Brasil amplia importância global com reservas de terras raras e minerais estratégicos.
(Imagem: Sigma Lithium Divulgação)
A corrida global por matérias-primas essenciais para novas tecnologias tem colocado as terras raras, os minerais estratégicos e os minerais críticos no centro das discussões econômicas e geopolíticas. Embora os termos sejam frequentemente usados como sinônimos, eles possuem significados distintos e impactam diretamente a posição de países como o Brasil no cenário internacional.
Esses recursos são fundamentais para setores ligados à transição energética, como veículos elétricos, baterias, turbinas eólicas, equipamentos eletrônicos e sistemas de defesa. Por isso, a disputa por reservas e cadeias de produção vem se intensificando entre grandes potências.
O que são terras raras
As terras raras correspondem a um grupo formado por 17 elementos químicos da tabela periódica. Entre eles estão lantânio, cério, neodímio, escândio e ítrio, amplamente utilizados em tecnologias modernas.
Apesar do nome, esses elementos não são necessariamente escassos na natureza. O principal desafio está na concentração reduzida em depósitos economicamente viáveis, o que torna a extração e o processamento mais complexos.
Sua aplicação industrial é ampla e inclui motores elétricos, ímãs de alta potência, celulares, painéis tecnológicos e equipamentos militares.
Diferença entre minerais estratégicos e críticos
Os minerais estratégicos são aqueles considerados essenciais para o desenvolvimento econômico de um país. Eles costumam ser importantes para a indústria, inovação tecnológica, segurança nacional e geração de energia limpa.
Já os minerais críticos envolvem risco de abastecimento. Isso pode ocorrer por concentração da produção em poucos países, instabilidade geopolítica, dependência de importações ou dificuldade de substituição.
Entre os exemplos mais citados atualmente estão lítio, níquel, cobalto, grafita e nióbio.
As terras raras podem ser classificadas como minerais críticos ou estratégicos, dependendo do contexto e das necessidades de cada nação.
Brasil ganha relevância internacional
O Brasil aparece como um dos países mais promissores nesse mercado.
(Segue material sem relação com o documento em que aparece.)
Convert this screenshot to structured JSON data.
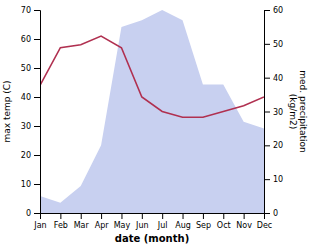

Segundo levantamentos oficiais, o país possui uma das maiores reservas de terras raras do planeta, ficando atrás apenas da China em volume estimado.
As principais ocorrências brasileiras estão concentradas em estados como Minas Gerais, Goiás, Amazonas, Bahia e Sergipe.
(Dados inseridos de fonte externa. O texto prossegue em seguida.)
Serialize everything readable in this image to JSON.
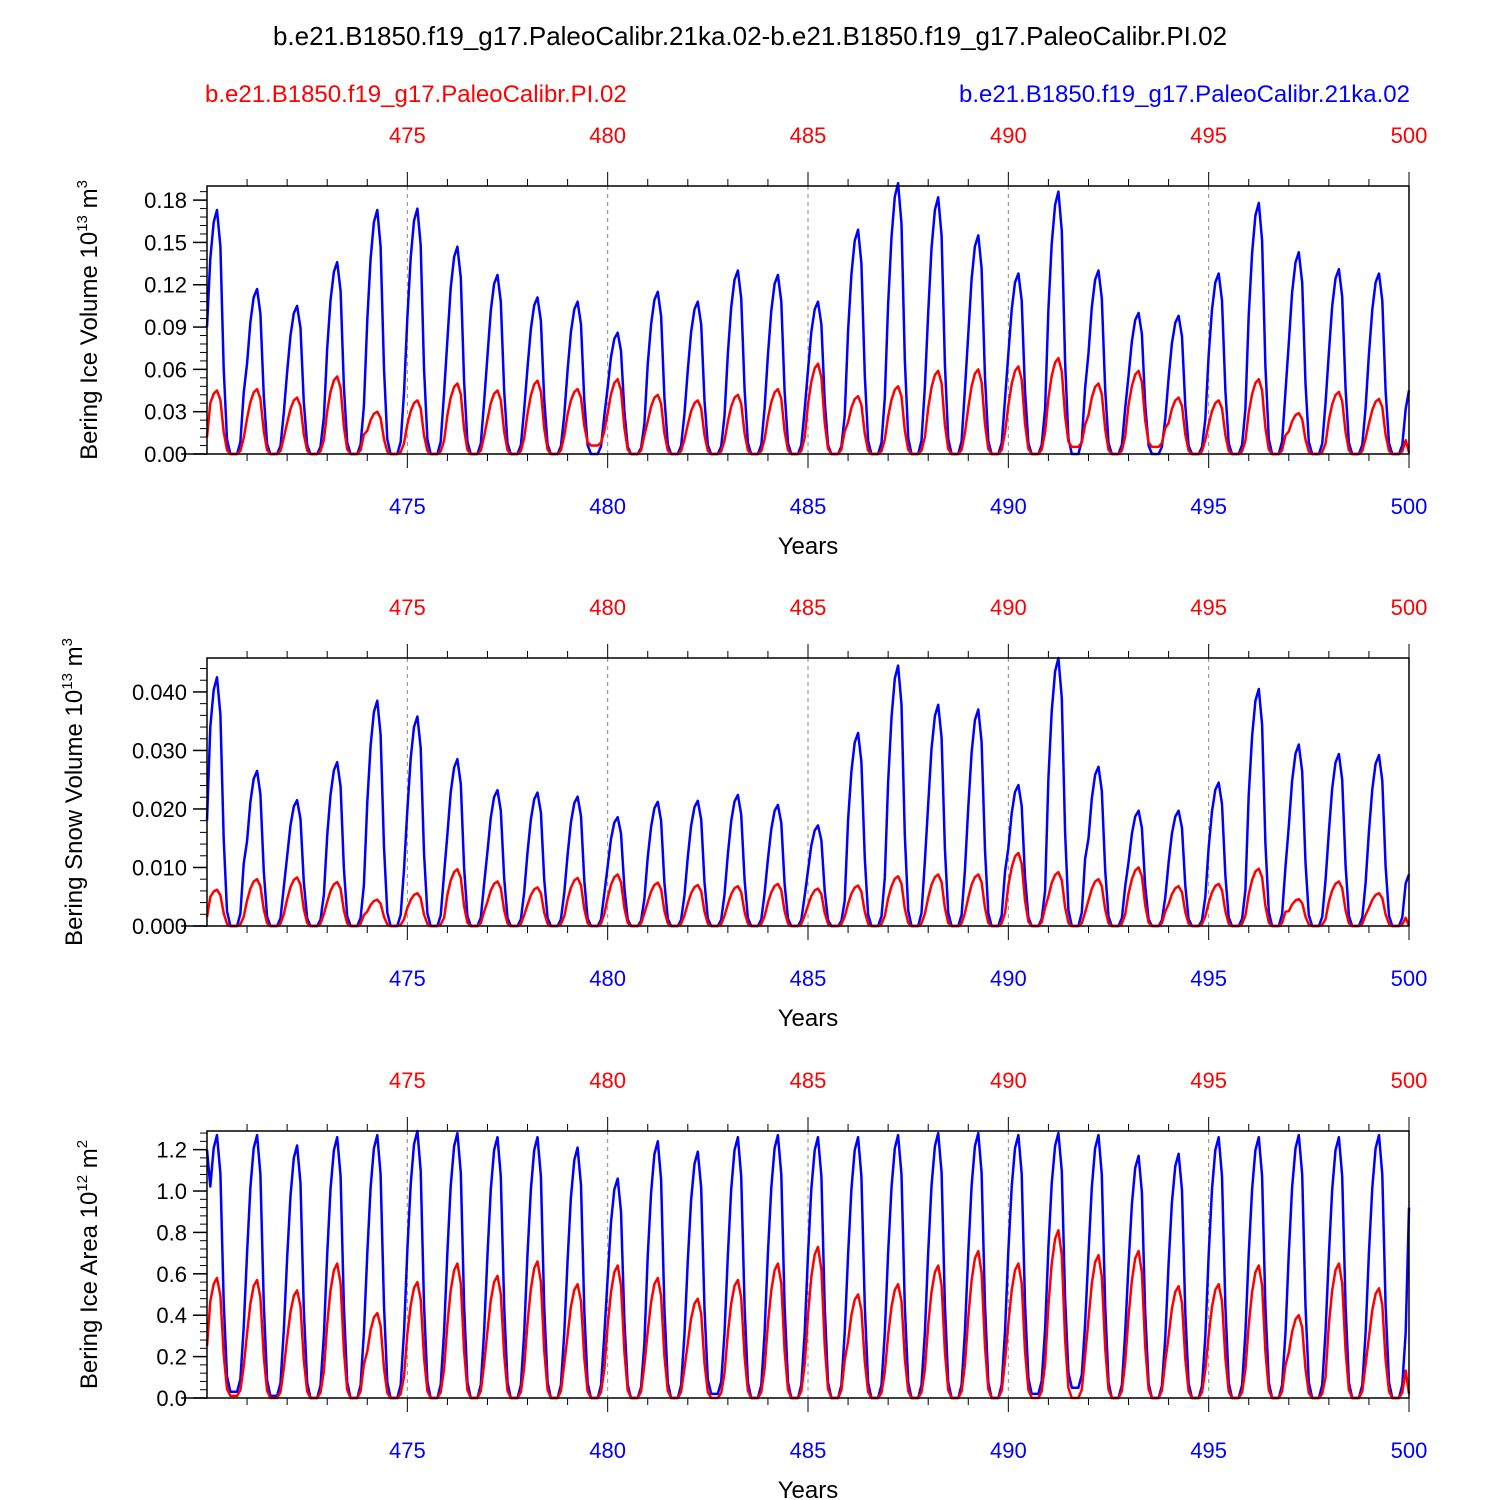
{
  "title": "b.e21.B1850.f19_g17.PaleoCalibr.21ka.02-b.e21.B1850.f19_g17.PaleoCalibr.PI.02",
  "colors": {
    "ref": "#ff0000",
    "exp": "#0000ff",
    "axis": "#000000",
    "grid": "#888888"
  },
  "legend": {
    "left": "b.e21.B1850.f19_g17.PaleoCalibr.PI.02",
    "right": "b.e21.B1850.f19_g17.PaleoCalibr.21ka.02"
  },
  "chart_data": [
    {
      "type": "line",
      "ylabel_main": "Bering Ice Volume 10",
      "ylabel_sup": "13",
      "ylabel_unit": " m",
      "ylabel_unit_sup": "3",
      "xlabel": "Years",
      "xlim": [
        470,
        500
      ],
      "ylim": [
        0,
        0.19
      ],
      "yticks": [
        "0.00",
        "0.03",
        "0.06",
        "0.09",
        "0.12",
        "0.15",
        "0.18"
      ],
      "xticks": [
        "475",
        "480",
        "485",
        "490",
        "495",
        "500"
      ],
      "series": [
        {
          "name": "b.e21.B1850.f19_g17.PaleoCalibr.21ka.02",
          "color": "#0000ff",
          "peaks": [
            0.173,
            0.117,
            0.105,
            0.136,
            0.173,
            0.174,
            0.147,
            0.127,
            0.111,
            0.108,
            0.086,
            0.115,
            0.108,
            0.13,
            0.127,
            0.108,
            0.159,
            0.192,
            0.182,
            0.155,
            0.128,
            0.186,
            0.13,
            0.1,
            0.098,
            0.128,
            0.178,
            0.143,
            0.131,
            0.128
          ],
          "mins": [
            0.0,
            0.0,
            0.0,
            0.0,
            0.0,
            0.0,
            0.0,
            0.0,
            0.0,
            0.0,
            0.0,
            0.0,
            0.0,
            0.0,
            0.0,
            0.0,
            0.0,
            0.0,
            0.0,
            0.0,
            0.0,
            0.0,
            0.0,
            0.0,
            0.0,
            0.0,
            0.0,
            0.0,
            0.0,
            0.0
          ],
          "start": 0.09,
          "end": 0.045
        },
        {
          "name": "b.e21.B1850.f19_g17.PaleoCalibr.PI.02",
          "color": "#ff0000",
          "peaks": [
            0.045,
            0.046,
            0.04,
            0.055,
            0.03,
            0.038,
            0.05,
            0.045,
            0.052,
            0.046,
            0.053,
            0.042,
            0.038,
            0.042,
            0.046,
            0.064,
            0.041,
            0.048,
            0.059,
            0.06,
            0.062,
            0.068,
            0.05,
            0.059,
            0.04,
            0.038,
            0.053,
            0.029,
            0.044,
            0.039
          ],
          "mins": [
            0.0,
            0.0,
            0.0,
            0.0,
            0.0,
            0.0,
            0.0,
            0.0,
            0.0,
            0.006,
            0.0,
            0.0,
            0.0,
            0.0,
            0.0,
            0.0,
            0.0,
            0.0,
            0.0,
            0.0,
            0.0,
            0.005,
            0.0,
            0.005,
            0.0,
            0.0,
            0.0,
            0.0,
            0.0,
            0.0
          ],
          "start": 0.012,
          "end": 0.001
        }
      ]
    },
    {
      "type": "line",
      "ylabel_main": "Bering Snow Volume 10",
      "ylabel_sup": "13",
      "ylabel_unit": " m",
      "ylabel_unit_sup": "3",
      "xlabel": "Years",
      "xlim": [
        470,
        500
      ],
      "ylim": [
        0,
        0.0458
      ],
      "yticks": [
        "0.000",
        "0.010",
        "0.020",
        "0.030",
        "0.040"
      ],
      "xticks": [
        "475",
        "480",
        "485",
        "490",
        "495",
        "500"
      ],
      "series": [
        {
          "name": "b.e21.B1850.f19_g17.PaleoCalibr.21ka.02",
          "color": "#0000ff",
          "peaks": [
            0.0425,
            0.0265,
            0.0215,
            0.028,
            0.0385,
            0.0358,
            0.0285,
            0.0232,
            0.0228,
            0.0221,
            0.0186,
            0.0212,
            0.0214,
            0.0224,
            0.0207,
            0.0172,
            0.033,
            0.0445,
            0.0378,
            0.037,
            0.0241,
            0.0458,
            0.0272,
            0.0197,
            0.0197,
            0.0245,
            0.0405,
            0.031,
            0.0294,
            0.0292
          ],
          "mins": [
            0,
            0,
            0,
            0,
            0,
            0,
            0,
            0,
            0,
            0,
            0,
            0,
            0,
            0,
            0,
            0,
            0,
            0,
            0,
            0,
            0,
            0,
            0,
            0,
            0,
            0,
            0,
            0,
            0,
            0
          ],
          "start": 0.018,
          "end": 0.0088
        },
        {
          "name": "b.e21.B1850.f19_g17.PaleoCalibr.PI.02",
          "color": "#ff0000",
          "peaks": [
            0.0062,
            0.008,
            0.0083,
            0.0075,
            0.0045,
            0.0056,
            0.0097,
            0.0076,
            0.0066,
            0.0082,
            0.0088,
            0.0074,
            0.007,
            0.0068,
            0.0072,
            0.0064,
            0.0069,
            0.0085,
            0.0088,
            0.0088,
            0.0125,
            0.0092,
            0.008,
            0.01,
            0.0068,
            0.0072,
            0.0098,
            0.0046,
            0.0076,
            0.0056
          ],
          "mins": [
            0,
            0,
            0,
            0,
            0,
            0,
            0,
            0,
            0,
            0,
            0,
            0,
            0,
            0,
            0,
            0,
            0,
            0,
            0,
            0,
            0,
            0,
            0,
            0,
            0,
            0,
            0,
            0,
            0,
            0
          ],
          "start": 0.0015,
          "end": 0.0
        }
      ]
    },
    {
      "type": "line",
      "ylabel_main": "Bering Ice Area 10",
      "ylabel_sup": "12",
      "ylabel_unit": " m",
      "ylabel_unit_sup": "2",
      "xlabel": "Years",
      "xlim": [
        470,
        500
      ],
      "ylim": [
        0,
        1.29
      ],
      "yticks": [
        "0.0",
        "0.2",
        "0.4",
        "0.6",
        "0.8",
        "1.0",
        "1.2"
      ],
      "xticks": [
        "475",
        "480",
        "485",
        "490",
        "495",
        "500"
      ],
      "series": [
        {
          "name": "b.e21.B1850.f19_g17.PaleoCalibr.21ka.02",
          "color": "#0000ff",
          "peaks": [
            1.27,
            1.27,
            1.22,
            1.26,
            1.27,
            1.29,
            1.28,
            1.26,
            1.26,
            1.21,
            1.06,
            1.24,
            1.19,
            1.26,
            1.27,
            1.26,
            1.26,
            1.27,
            1.28,
            1.28,
            1.27,
            1.28,
            1.27,
            1.17,
            1.18,
            1.26,
            1.26,
            1.27,
            1.26,
            1.27
          ],
          "mins": [
            0.03,
            0.01,
            0.0,
            0.0,
            0.0,
            0.0,
            0.0,
            0.0,
            0.0,
            0.0,
            0.0,
            0.0,
            0.02,
            0.0,
            0.0,
            0.0,
            0.0,
            0.0,
            0.0,
            0.0,
            0.02,
            0.05,
            0.0,
            0.0,
            0.0,
            0.0,
            0.0,
            0.0,
            0.0,
            0.0
          ],
          "start": 1.2,
          "end": 0.92
        },
        {
          "name": "b.e21.B1850.f19_g17.PaleoCalibr.PI.02",
          "color": "#ff0000",
          "peaks": [
            0.58,
            0.57,
            0.52,
            0.65,
            0.41,
            0.56,
            0.65,
            0.59,
            0.66,
            0.55,
            0.64,
            0.58,
            0.48,
            0.57,
            0.65,
            0.73,
            0.5,
            0.55,
            0.64,
            0.71,
            0.65,
            0.81,
            0.69,
            0.71,
            0.54,
            0.55,
            0.64,
            0.4,
            0.65,
            0.53
          ],
          "mins": [
            0.01,
            0.0,
            0.0,
            0.0,
            0.0,
            0.0,
            0.0,
            0.0,
            0.0,
            0.0,
            0.0,
            0.0,
            0.0,
            0.0,
            0.0,
            0.0,
            0.0,
            0.0,
            0.0,
            0.0,
            0.0,
            0.0,
            0.0,
            0.0,
            0.0,
            0.0,
            0.0,
            0.0,
            0.0,
            0.0
          ],
          "start": 0.25,
          "end": 0.02
        }
      ]
    }
  ]
}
Além disso, o país lidera globalmente em reservas de nióbio e também ocupa posições de destaque em grafita e níquel, minerais considerados importantes para a indústria mundial.
Desafio vai além da extração
Especialistas apontam que a grande oportunidade brasileira não depende apenas de retirar minério do solo. O principal desafio está em desenvolver etapas industriais de maior valor agregado, como beneficiamento, refino e fabricação de produtos tecnológicos.
Sem avançar nessa cadeia produtiva, o país corre o risco de continuar exportando matéria-prima e importando produtos acabados por preços mais elevados.
Debate ambiental cresce
A expansão da mineração também levanta discussões sobre impactos ambientais e sociais. Entre os principais pontos citados estão uso intensivo de água, alterações no território, pressão urbana e necessidade de fiscalização rigorosa.
Com a demanda global em alta, o debate sobre exploração responsável e desenvolvimento industrial tende a ganhar ainda mais força nos próximos anos.